- The Crosstab
- Posts
- Weighting by Recalled Ballot
Weighting by Recalled Ballot
Should you do it?
With the release by NYT/Sienna of a new Pennsylvania poll with a recalled ballot that had 8 points more Biden supporters in 2020 as compared to his 1.2 point win margin, the fierce debate around weighting or quotas on recalled ballot has exploded again.
A lot of ink has been spilled by people much smarter than me like Nate Cohn, but I do think this is an interesting rorschach test about polling. The basic premise is that often pollsters ask people who they voted for in 2020 and use that as a way to ensure the partisanship of the sample accurately reflects what we think Election Day might look like.
Now in states like Virginia or Georgia where there is no party registration on the file, the necessity of recalled ballot is a little more clear as a replacement for partisanship. However, Pennsylvania not only has registration on the file but is one of the few states where independents make up a small (but important!) part of the electorate.
The case for using recalled ballot is that voting in this election is highly correlated to who you support in the future and since we have election results we know how many of each side voted in the last election giving us at least some hard dates to go by.
This helps to correct for response bias issues and ensure that neither group is too overrepresented in the polling. It’s also easy and relatively cheap for pollsters to do and doesn’t require a lot of advanced math.
The downsides though are pretty significant. The first is that you pretty much lock in the key composition of the electorate and have way to know if something has happened impacting turnout. This was the old debate around setting quotas for party, which I use to never do for this very reason. For example in PA partisan composition varied from D+0 to D+7 in the last few years, and if you set it you are cooking a lot of the cake. However the massive response bias issues have in some way forced a decision between trying to adjust for not getting enough hard to reach Trump Republicans into the sample or for allowing the float.
However since party is on the voter file and we have many years of examples including in odd years, low turnout races, etc we have a real sense of what the range of possible outcomes are. The other challenge with doing this with recalled vote in a state is that we really only have 2 data points (2016,2020) and who you voted for in 2020 is not on the voter file.

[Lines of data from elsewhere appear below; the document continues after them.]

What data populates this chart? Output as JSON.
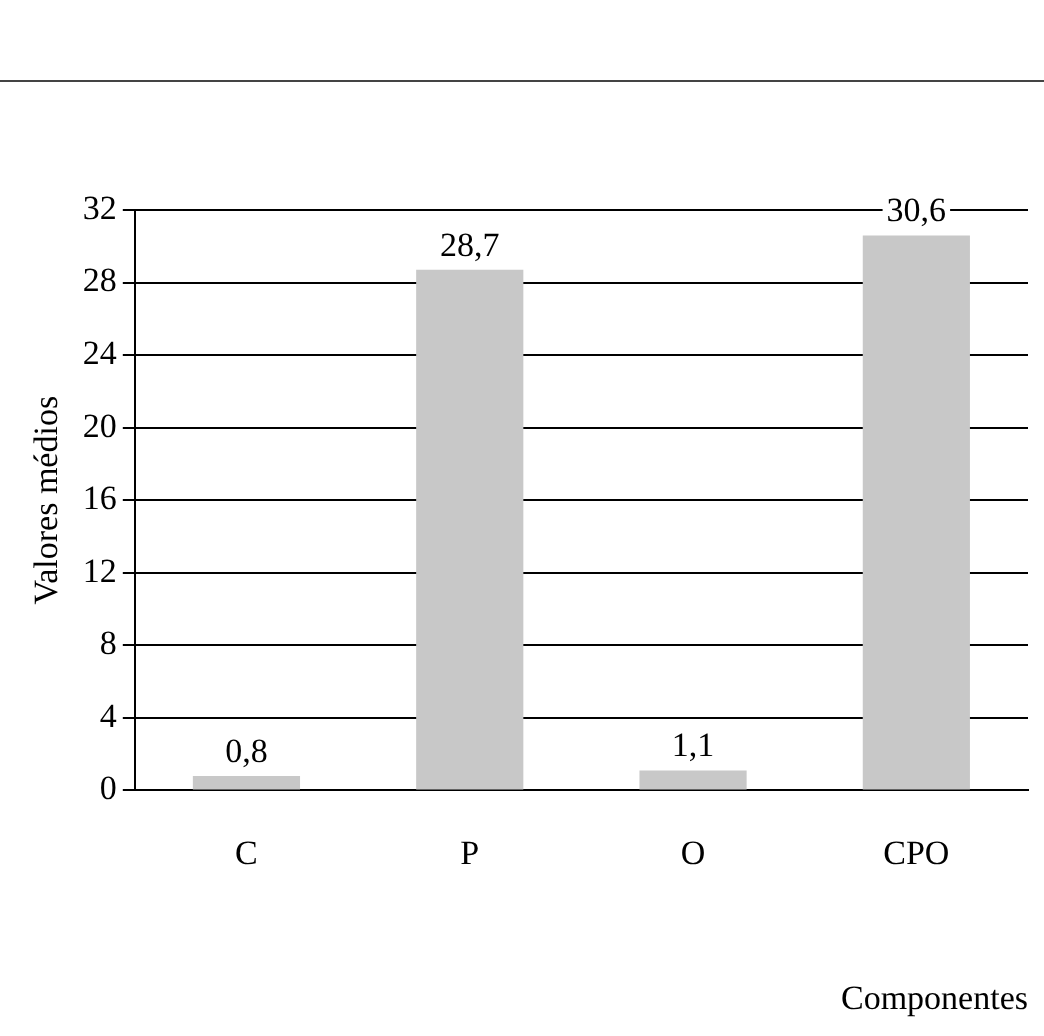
{
  "chart_data": {
    "type": "bar",
    "xlabel": "Componentes",
    "ylabel": "Valores médios",
    "categories": [
      "C",
      "P",
      "O",
      "CPO"
    ],
    "values": [
      0.8,
      28.7,
      1.1,
      30.6
    ],
    "color": "#c8c8c8",
    "ylim": [
      0,
      32
    ],
    "yticks": [
      0,
      4,
      8,
      12,
      16,
      20,
      24,
      28,
      32
    ],
    "value_labels": [
      "0,8",
      "28,7",
      "1,1",
      "30,6"
    ],
    "grid": "y"
  }
}
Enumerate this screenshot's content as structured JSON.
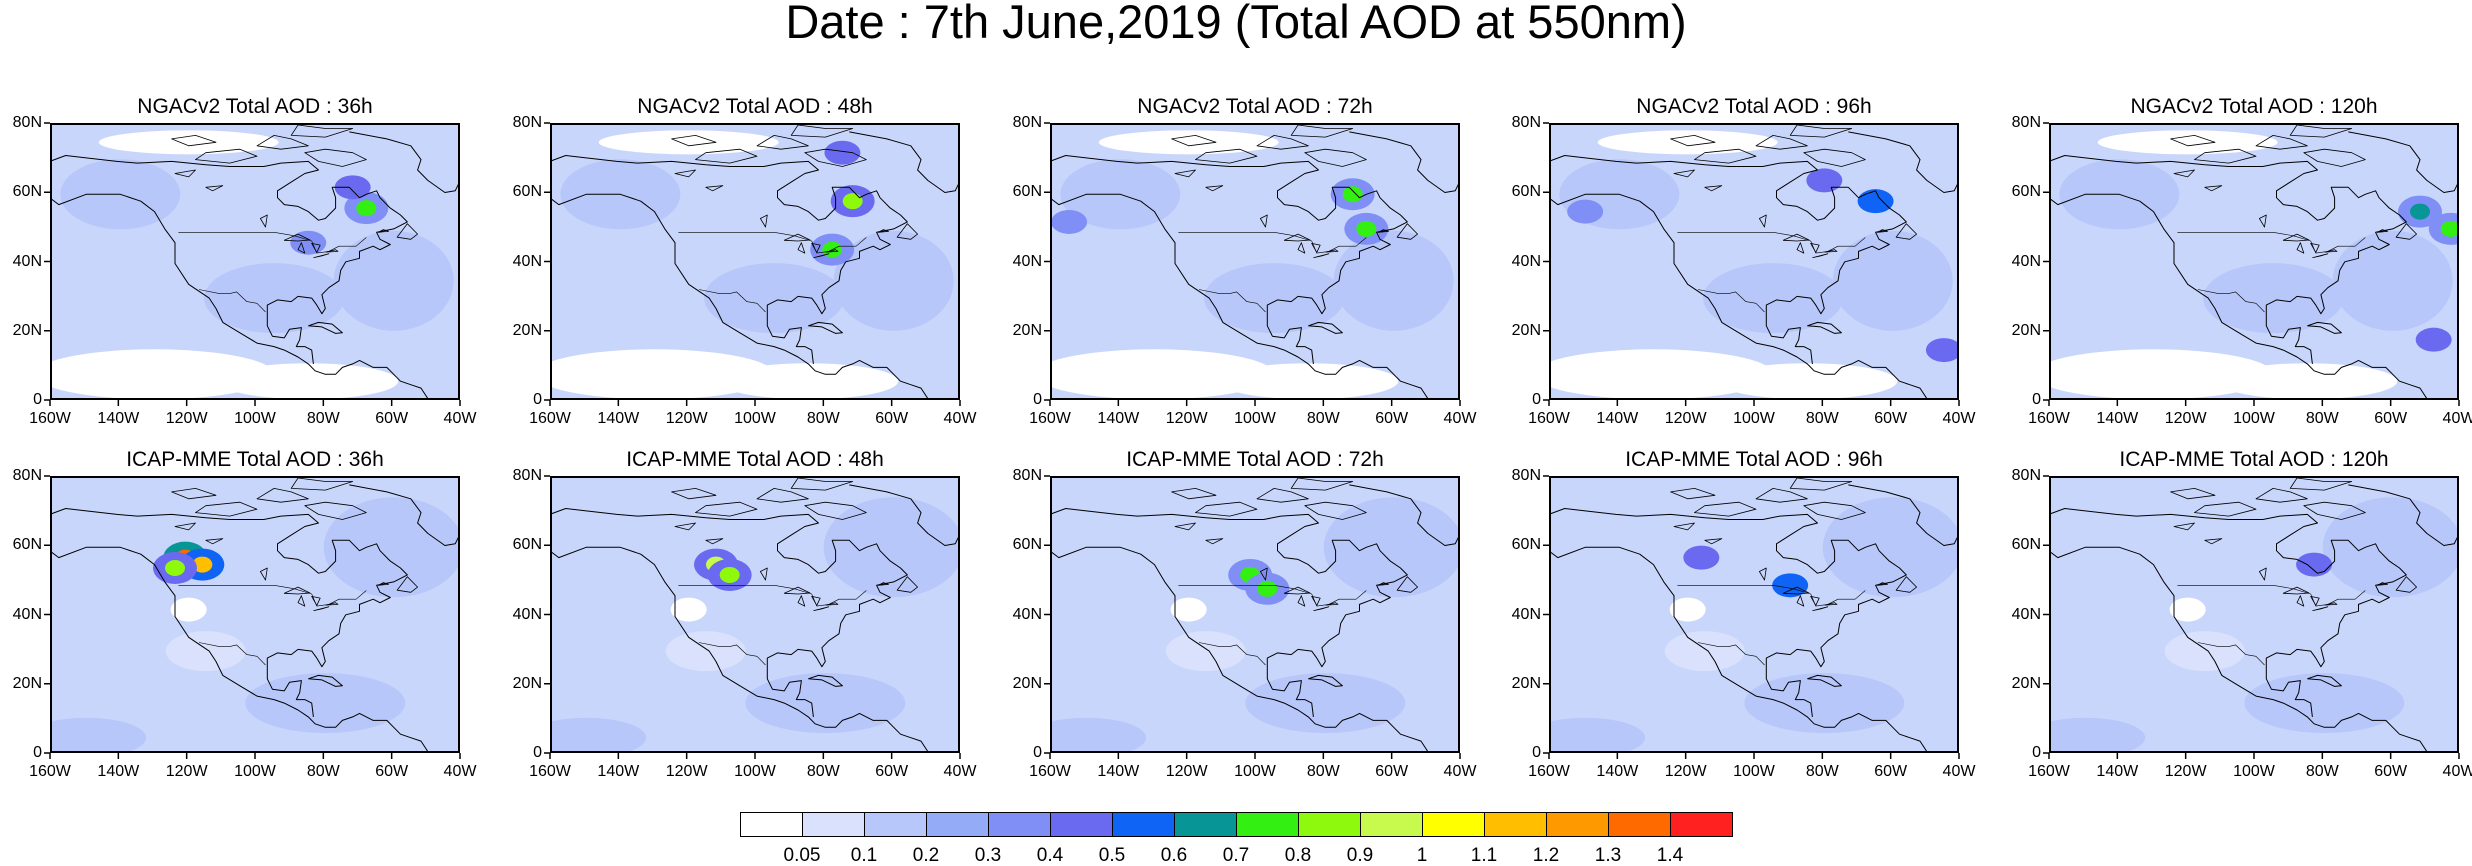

This is somewhat similar to the arguments around education quotas where we also have nothing on the file AND unlike recalled Presidential ballot the modeled data available usually sucks. I would take the same view on recalled ballot as I do education. I watch it on every survey, and often will mention. The results are x but please note it may be a little over educated meaning it may be a little worse than reality. If 2 nights into the survey its wildly out of whack then we may suppress any additional post graduate interviews for example. However to send hard and fast numbers to me seems a bit too inflexible in the composition of the electorate but I do think there’s a legitimate debate on both sides of the article.
However if I came back with a D+8 party survey or Biden +8 recalled survey in a state where this is no history for said outcome I certainly would weight back at least somewhat to the norm or if budget allowed add interviews to see if it came back at all.
Politics, a little science, a lot art.